Se il logo di Ca' Foscari è "taroccato": 1.300 capi sequestrati dalla Finanza

Le fiamme gialle hanno requisito felpe e maglie contraffatte in otto esercizi commerciali tra il centro storico e la terraferma. Denunciati altrettanti gestori e requisiti cinque telai

Oltre 1300 capi d'abbigliamento con il logo contraffatto dell'università di Venezia Ca' Foscari, sono stati sequestrati dalla guardia di finanza lagunare. Assieme sono stati sequestrati anche cinque telati di stampa e denunciate otto commercianti. Le fiamme gialle hanno sgominato un'organizzazione che produceva e distribuiva capi contraffatti che da qualche tempo avevano invaso la città lagunare. I denunciati sono di nazionalità italiana, cinese e bengalese, titolari di altrettanti negozi.

Nel corso delle perquisizioni nel centro storico e a Mestre, è emerso, inoltre, che proprio uno degli esercizi commerciali, particolarmente attivo in laguna, era stato anche trasformato in fabbrica per la produzione degli articoli d'abbigliamento. I militari non si sono imbattuti questa volta nella contraffazione di note griffe di alta moda, ma nell'imitazione della linea di abbigliamento ufficiale di "Cà Foscari" di Venezia: capi d'abbigliamento che raffiguravano illegittimamente il "Leone Alato" di San Marco associato alla scritta "Università degli Studi di Venezia" e "Università Venezia", inducendo in inganno i migliaia di turisti che affollano giornalmente la città lagunare, nonché gli studenti stessi e sottraendo dalle casse dell'università un introito particolarmente utile per la gestione dell'Ateneo.

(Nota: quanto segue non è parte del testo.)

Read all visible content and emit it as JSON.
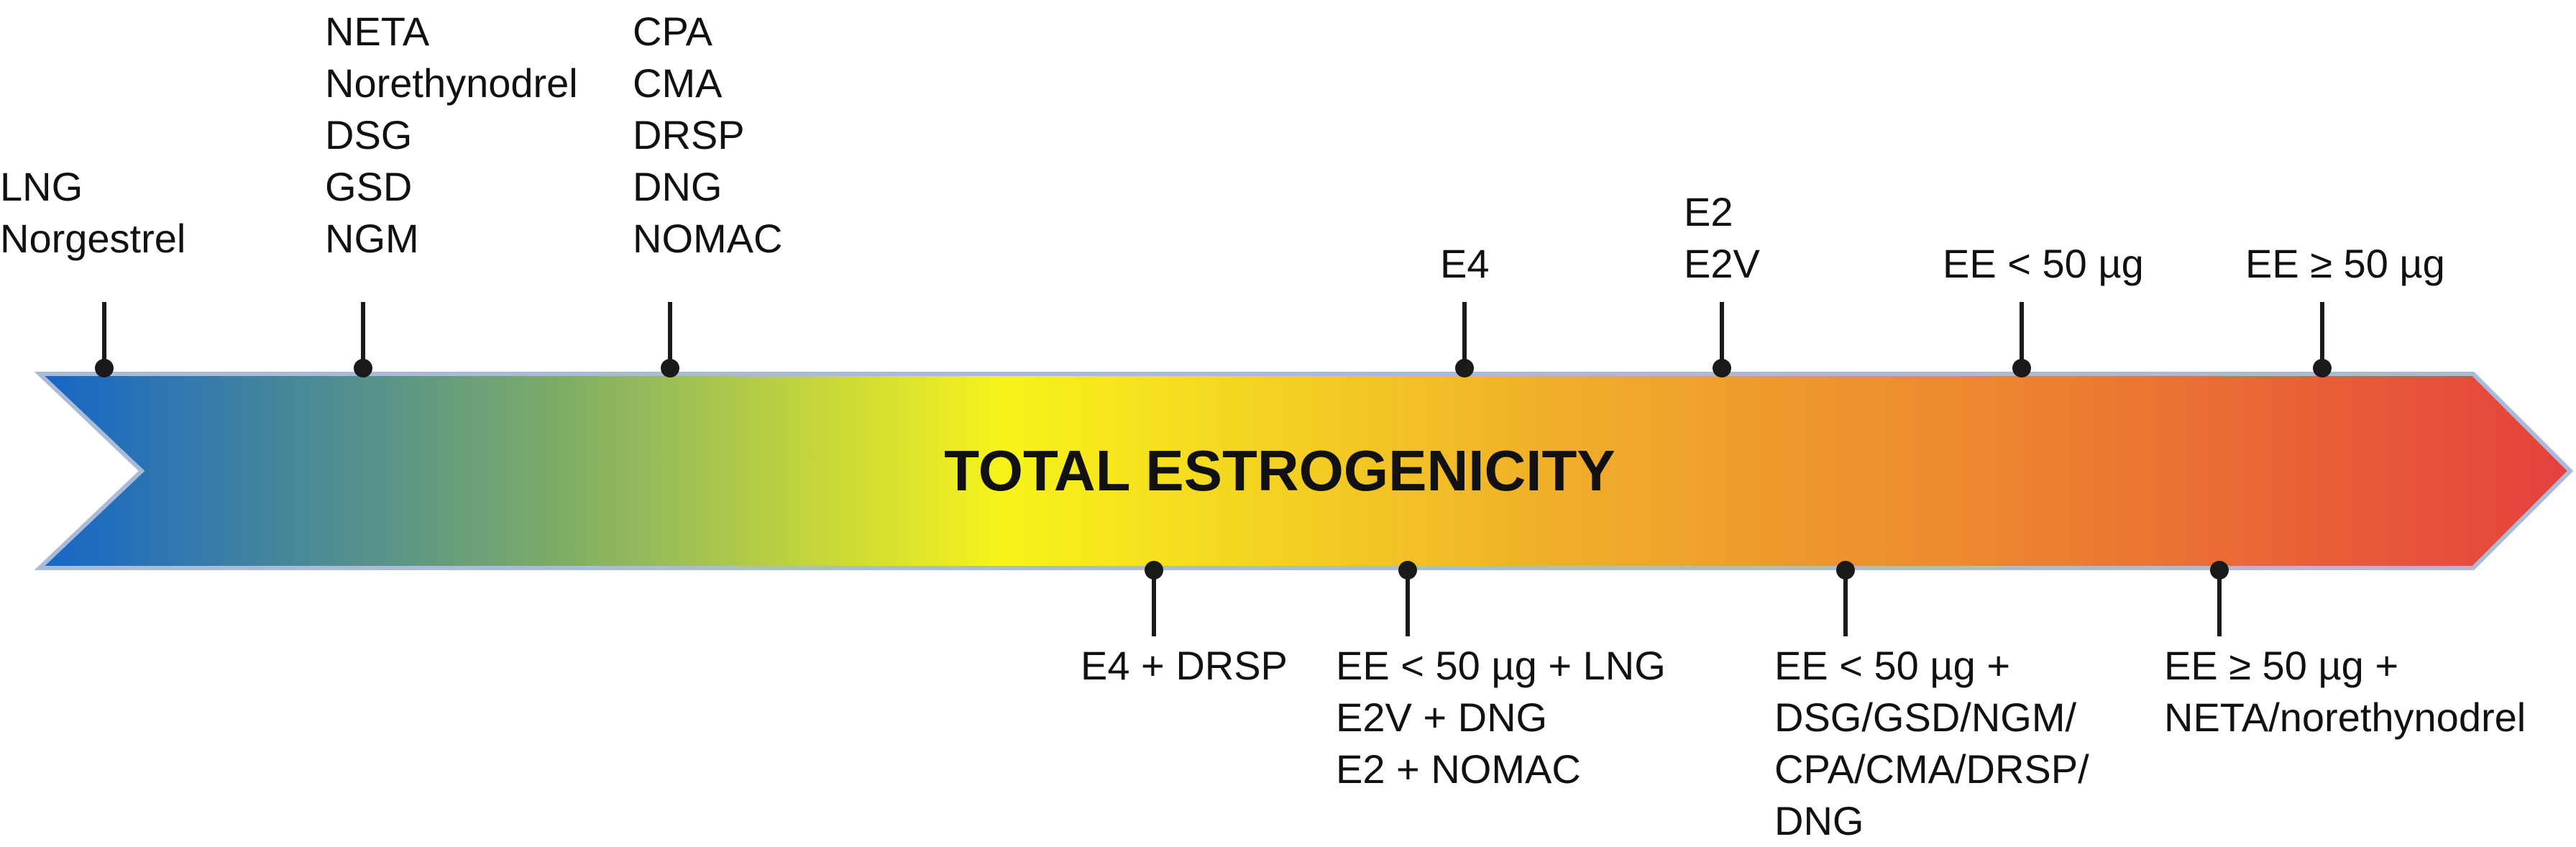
{
  "title": "TOTAL ESTROGENICITY",
  "gradient_colors": [
    "#1565c8",
    "#7aaa6a",
    "#f7f41a",
    "#f0ae2a",
    "#ec7f30",
    "#e5403e"
  ],
  "border_color": "#a9bbd8",
  "stem_color": "#1a1a1a",
  "top_markers": [
    {
      "lines": [
        "LNG",
        "Norgestrel"
      ]
    },
    {
      "lines": [
        "NETA",
        "Norethynodrel",
        "DSG",
        "GSD",
        "NGM"
      ]
    },
    {
      "lines": [
        "CPA",
        "CMA",
        "DRSP",
        "DNG",
        "NOMAC"
      ]
    },
    {
      "lines": [
        "E4"
      ]
    },
    {
      "lines": [
        "E2",
        "E2V"
      ]
    },
    {
      "lines": [
        "EE < 50 µg"
      ]
    },
    {
      "lines": [
        "EE ≥ 50 µg"
      ]
    }
  ],
  "bottom_markers": [
    {
      "lines": [
        "E4 + DRSP"
      ]
    },
    {
      "lines": [
        "EE < 50 µg + LNG",
        "E2V + DNG",
        "E2 + NOMAC"
      ]
    },
    {
      "lines": [
        "EE < 50 µg +",
        "DSG/GSD/NGM/",
        "CPA/CMA/DRSP/",
        "DNG"
      ]
    },
    {
      "lines": [
        "EE ≥ 50 µg +",
        "NETA/norethynodrel"
      ]
    }
  ]
}
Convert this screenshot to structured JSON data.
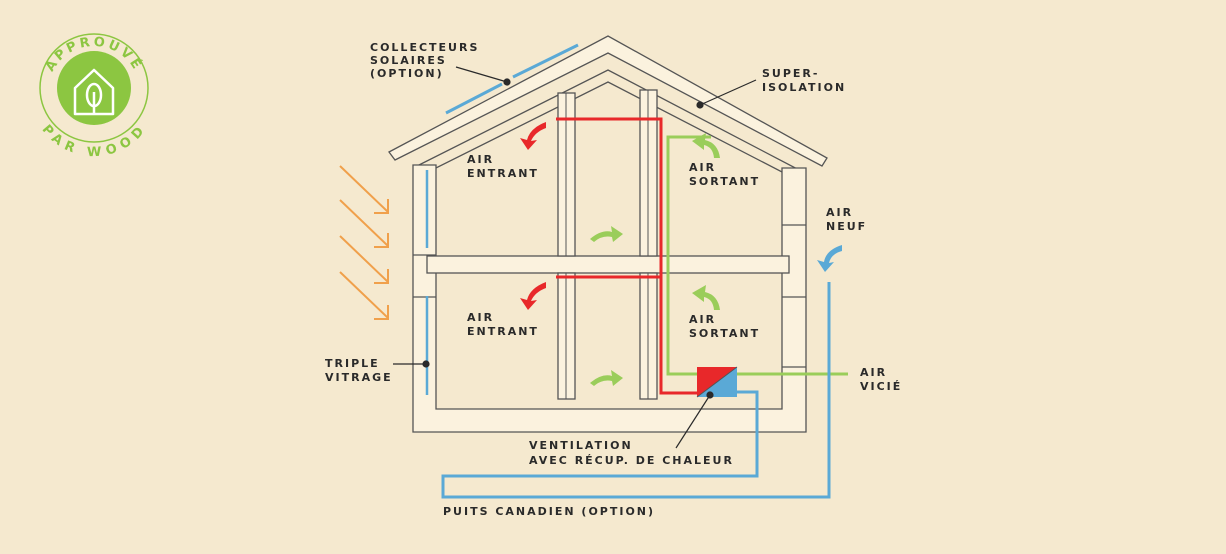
{
  "badge": {
    "top_text": "APPROUVÉ",
    "bottom_text": "PAR WOOD",
    "color": "#8cc641"
  },
  "labels": {
    "solar": [
      "COLLECTEURS",
      "SOLAIRES",
      "(OPTION)"
    ],
    "insulation": [
      "SUPER-",
      "ISOLATION"
    ],
    "air_in_upper": [
      "AIR",
      "ENTRANT"
    ],
    "air_out_upper": [
      "AIR",
      "SORTANT"
    ],
    "air_in_lower": [
      "AIR",
      "ENTRANT"
    ],
    "air_out_lower": [
      "AIR",
      "SORTANT"
    ],
    "fresh_air": [
      "AIR",
      "NEUF"
    ],
    "glazing": [
      "TRIPLE",
      "VITRAGE"
    ],
    "stale_air": [
      "AIR",
      "VICIÉ"
    ],
    "ventilation": [
      "VENTILATION",
      "AVEC RÉCUP. DE CHALEUR"
    ],
    "canadian_well": "PUITS CANADIEN (OPTION)"
  },
  "colors": {
    "background": "#f5e9cf",
    "wall_fill": "#fbf2de",
    "outline": "#555555",
    "warm_air": "#e8282a",
    "cool_air": "#5aa9d6",
    "exhaust_air": "#9acd5a",
    "sun_rays": "#f0a04b"
  },
  "icons": [
    "house-tree-icon",
    "sun-ray-arrow-icon",
    "curved-arrow-icon",
    "heat-exchanger-icon"
  ]
}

L'operazione, ha portato al sequestro di oltre 1300 capi contraffatti tra felpe, polo e t-shirt: i reati contestati sono di ricettazione, contraffazione, alterazione di segni distintivi di prodotti industriali e commercio di prodotti con segni falsi.

 

IL RINGRAZIAMENTO DEL RETTORE CARLO CARRARO - "Ringraziamo in primis il generale Marcello Ravaioli, comandante provinciale, il colonnello Andrea Tesi e il tenente Alessandro Bongiorno e tutti gli uomini del I Gruppo del Comando Provinciale della guardia di finanza di Venezia per il loro tempestivo ed efficace intervento che ha consentito di smascherare e mettere al bando i prodotti contraffatti, commercializzati senza alcuna nostra autorizzazione, che hanno purtroppo danneggiato il marchio originale dei nostri articoli – afferma il rettore di Ca' Foscari Carlo Carraro – Con l’occasione voglio ringraziare anche Audes Group, l’azienda che produce la linea dedicata caratterizzata dal logo del nostro ateneo, per aver accompagnato in sopralluogo gli uomini della guardia di finanza collaborando per verificare l’originalità dei prodotti sospetti in vendita in numerosi esercizi della città".